The ordinary meaning of the word form serves to illustrate this scientific use of it. What discriminates a body from every thing else is its shape; which is the developement of that of which it is composed, into and unto a certain determinate lineament and structure. The Form then is such a disposition or result constituting a thing to be what it is. For instance, the matter of a science is its objective truth, its form that truth when it has become subjective, or knowledge, which is a sort of determinate embodying of what was till then unappropriated.

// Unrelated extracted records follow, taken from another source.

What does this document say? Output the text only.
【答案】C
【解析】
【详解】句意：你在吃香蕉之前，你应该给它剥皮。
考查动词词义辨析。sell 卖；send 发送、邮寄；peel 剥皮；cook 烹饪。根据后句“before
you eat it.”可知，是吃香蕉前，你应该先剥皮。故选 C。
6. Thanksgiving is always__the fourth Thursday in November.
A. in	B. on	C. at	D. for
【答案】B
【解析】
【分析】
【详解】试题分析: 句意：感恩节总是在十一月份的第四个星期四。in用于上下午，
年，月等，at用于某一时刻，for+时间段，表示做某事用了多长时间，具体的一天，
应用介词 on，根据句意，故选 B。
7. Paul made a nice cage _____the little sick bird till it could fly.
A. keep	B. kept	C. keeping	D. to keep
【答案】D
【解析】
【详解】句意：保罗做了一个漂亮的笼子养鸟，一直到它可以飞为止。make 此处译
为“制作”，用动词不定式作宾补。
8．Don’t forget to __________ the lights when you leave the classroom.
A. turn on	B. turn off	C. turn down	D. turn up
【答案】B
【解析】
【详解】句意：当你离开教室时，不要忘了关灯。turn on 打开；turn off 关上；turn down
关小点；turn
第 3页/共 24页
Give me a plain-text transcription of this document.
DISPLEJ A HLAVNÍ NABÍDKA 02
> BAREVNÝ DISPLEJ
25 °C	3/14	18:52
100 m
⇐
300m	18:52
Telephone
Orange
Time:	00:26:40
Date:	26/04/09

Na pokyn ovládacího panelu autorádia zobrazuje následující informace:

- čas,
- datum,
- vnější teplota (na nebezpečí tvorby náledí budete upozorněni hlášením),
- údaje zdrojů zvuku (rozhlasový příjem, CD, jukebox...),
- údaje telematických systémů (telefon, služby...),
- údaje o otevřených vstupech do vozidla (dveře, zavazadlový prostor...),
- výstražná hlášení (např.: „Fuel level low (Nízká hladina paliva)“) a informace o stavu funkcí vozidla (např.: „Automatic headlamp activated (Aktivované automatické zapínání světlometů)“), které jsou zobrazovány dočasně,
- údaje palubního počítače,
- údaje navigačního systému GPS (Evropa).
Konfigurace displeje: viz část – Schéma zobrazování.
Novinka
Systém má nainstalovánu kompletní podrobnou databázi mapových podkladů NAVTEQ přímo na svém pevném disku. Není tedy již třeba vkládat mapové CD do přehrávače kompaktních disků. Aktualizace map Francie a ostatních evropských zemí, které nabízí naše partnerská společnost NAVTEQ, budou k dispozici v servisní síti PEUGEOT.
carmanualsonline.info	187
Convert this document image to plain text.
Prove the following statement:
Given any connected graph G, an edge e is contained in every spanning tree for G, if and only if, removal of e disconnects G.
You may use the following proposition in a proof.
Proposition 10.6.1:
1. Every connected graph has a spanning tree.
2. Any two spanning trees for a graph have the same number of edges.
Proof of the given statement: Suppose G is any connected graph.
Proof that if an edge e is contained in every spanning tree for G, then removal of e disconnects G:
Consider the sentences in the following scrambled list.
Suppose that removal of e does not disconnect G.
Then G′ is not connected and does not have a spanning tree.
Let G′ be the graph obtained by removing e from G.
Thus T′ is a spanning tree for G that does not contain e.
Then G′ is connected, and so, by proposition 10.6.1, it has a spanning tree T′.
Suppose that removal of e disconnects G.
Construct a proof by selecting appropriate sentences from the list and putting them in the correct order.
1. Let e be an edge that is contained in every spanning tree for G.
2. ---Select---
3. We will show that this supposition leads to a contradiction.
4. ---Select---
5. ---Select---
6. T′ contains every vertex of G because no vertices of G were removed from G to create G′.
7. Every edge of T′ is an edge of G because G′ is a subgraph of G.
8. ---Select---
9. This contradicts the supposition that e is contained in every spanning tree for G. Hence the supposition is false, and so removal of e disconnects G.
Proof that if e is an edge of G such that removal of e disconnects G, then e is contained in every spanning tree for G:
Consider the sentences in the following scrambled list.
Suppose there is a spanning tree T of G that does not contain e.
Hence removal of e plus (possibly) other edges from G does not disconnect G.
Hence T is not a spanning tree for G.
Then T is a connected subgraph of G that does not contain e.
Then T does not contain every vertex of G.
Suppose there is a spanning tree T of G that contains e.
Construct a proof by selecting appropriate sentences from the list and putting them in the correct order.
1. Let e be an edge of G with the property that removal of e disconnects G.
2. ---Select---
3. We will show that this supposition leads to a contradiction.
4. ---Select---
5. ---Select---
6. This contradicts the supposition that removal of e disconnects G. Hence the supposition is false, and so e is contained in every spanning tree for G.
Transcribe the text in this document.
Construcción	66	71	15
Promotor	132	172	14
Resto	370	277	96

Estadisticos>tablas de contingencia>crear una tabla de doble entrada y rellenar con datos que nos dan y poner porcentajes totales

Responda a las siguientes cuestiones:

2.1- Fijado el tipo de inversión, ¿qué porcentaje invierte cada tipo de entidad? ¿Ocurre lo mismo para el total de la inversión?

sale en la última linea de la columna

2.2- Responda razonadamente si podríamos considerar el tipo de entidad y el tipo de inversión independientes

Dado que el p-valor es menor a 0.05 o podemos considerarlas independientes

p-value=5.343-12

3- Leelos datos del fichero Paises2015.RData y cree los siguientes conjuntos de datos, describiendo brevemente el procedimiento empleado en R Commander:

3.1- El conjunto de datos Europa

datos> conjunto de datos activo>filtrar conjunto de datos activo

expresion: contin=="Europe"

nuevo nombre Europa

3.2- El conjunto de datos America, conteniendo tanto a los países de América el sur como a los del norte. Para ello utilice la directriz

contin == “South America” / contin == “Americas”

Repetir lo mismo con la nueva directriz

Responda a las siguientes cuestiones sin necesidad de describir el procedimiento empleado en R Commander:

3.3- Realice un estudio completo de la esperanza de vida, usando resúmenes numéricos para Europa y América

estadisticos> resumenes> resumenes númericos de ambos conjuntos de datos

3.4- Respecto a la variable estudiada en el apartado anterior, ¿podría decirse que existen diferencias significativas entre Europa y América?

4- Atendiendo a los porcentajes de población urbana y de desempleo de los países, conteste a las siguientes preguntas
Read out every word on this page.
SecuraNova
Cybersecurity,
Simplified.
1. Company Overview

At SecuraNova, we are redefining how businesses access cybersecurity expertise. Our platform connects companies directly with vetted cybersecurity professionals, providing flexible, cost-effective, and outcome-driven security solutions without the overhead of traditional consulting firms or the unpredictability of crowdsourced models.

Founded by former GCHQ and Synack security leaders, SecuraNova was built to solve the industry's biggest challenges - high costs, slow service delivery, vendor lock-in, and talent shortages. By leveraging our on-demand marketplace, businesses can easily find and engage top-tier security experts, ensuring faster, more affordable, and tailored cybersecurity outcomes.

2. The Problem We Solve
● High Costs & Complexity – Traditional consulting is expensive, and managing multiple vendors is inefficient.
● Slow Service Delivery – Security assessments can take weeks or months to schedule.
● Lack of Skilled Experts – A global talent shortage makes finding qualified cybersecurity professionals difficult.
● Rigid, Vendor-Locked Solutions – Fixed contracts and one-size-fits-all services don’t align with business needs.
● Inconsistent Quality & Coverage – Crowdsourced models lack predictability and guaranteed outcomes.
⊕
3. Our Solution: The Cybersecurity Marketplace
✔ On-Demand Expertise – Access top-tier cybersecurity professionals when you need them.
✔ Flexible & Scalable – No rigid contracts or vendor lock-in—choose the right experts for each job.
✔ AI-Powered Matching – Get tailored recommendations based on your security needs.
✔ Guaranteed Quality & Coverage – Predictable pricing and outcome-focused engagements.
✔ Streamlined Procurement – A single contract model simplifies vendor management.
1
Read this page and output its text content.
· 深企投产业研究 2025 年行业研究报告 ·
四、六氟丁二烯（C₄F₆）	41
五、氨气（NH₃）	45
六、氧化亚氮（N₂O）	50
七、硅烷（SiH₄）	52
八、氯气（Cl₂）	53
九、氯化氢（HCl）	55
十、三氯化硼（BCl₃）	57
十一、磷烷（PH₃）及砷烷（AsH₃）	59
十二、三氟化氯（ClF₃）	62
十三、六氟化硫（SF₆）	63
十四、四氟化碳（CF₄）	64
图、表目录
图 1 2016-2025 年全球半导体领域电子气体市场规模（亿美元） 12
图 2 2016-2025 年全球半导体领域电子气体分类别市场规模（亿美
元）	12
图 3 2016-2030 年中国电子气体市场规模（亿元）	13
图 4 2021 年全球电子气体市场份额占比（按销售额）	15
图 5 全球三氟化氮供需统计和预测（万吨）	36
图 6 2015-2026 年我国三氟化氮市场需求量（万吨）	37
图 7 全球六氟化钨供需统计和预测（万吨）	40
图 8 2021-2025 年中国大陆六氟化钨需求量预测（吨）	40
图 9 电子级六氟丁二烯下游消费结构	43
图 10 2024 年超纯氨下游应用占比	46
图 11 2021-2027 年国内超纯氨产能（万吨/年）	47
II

2. This being the meaning of this term employed, it is plain that to determine what is the formal cause of our justification is as important an undertaking as any one in the controversy, whatever difficulties may attend it, whatever chance of verbal disputes, (as there is almost the certainty,) and whatever danger, in consequence, of persons finding

themselves on contrary sides, who are in reality like-minded. The question, What it is in us upon which justification comes, or in which it consists, may be thrown into the following more practical shape: What is it which God will look on the last day and accept us in? what will be the immediate antecedent in our souls before the words "Come, ye blessed." Supposing a religious man, unversed in controversy, to be asked this question, the answer would at once rise on the tongue, which is suggested by the passage of Scripture referred to, viz. the recognition of our good works on the part of God: "Come, ye blessed, for I was an hungred," &c. Next on consideration he might correct his answer so far as to say that since works are not good except done in a certain way and persevered in to the end, it is not the mere having done certain works, but the presence of a renewed state of mind developing itself in works, which is that upon which acceptance or justification comes. Further; after a little more thought, recollecting the parable of the Pharisee and Publican, he might add, that of course he did not mean to say that our works or our inward state was such as to be able in itself to stand the scrutiny of a just and Holy God, but that whatever was accepted of ours must be accepted for the sake of Christ's merits and under the covenant of mercy. Lastly, recollecting the language of Hezekiah and Nehemiah, and St. Paul's, about" the rich storing up for themselves a good foundation," and about his own "good fight," and St. Luke's, that Zacharias and his wife were "righteous before God," and Zacharias's prophecy about Gospel" holiness and righteousness before Him," and St. Paul's appeal to his conscience, he would add further, by way of caution, that Christ's merits did not supersede the necessity of our doing our part.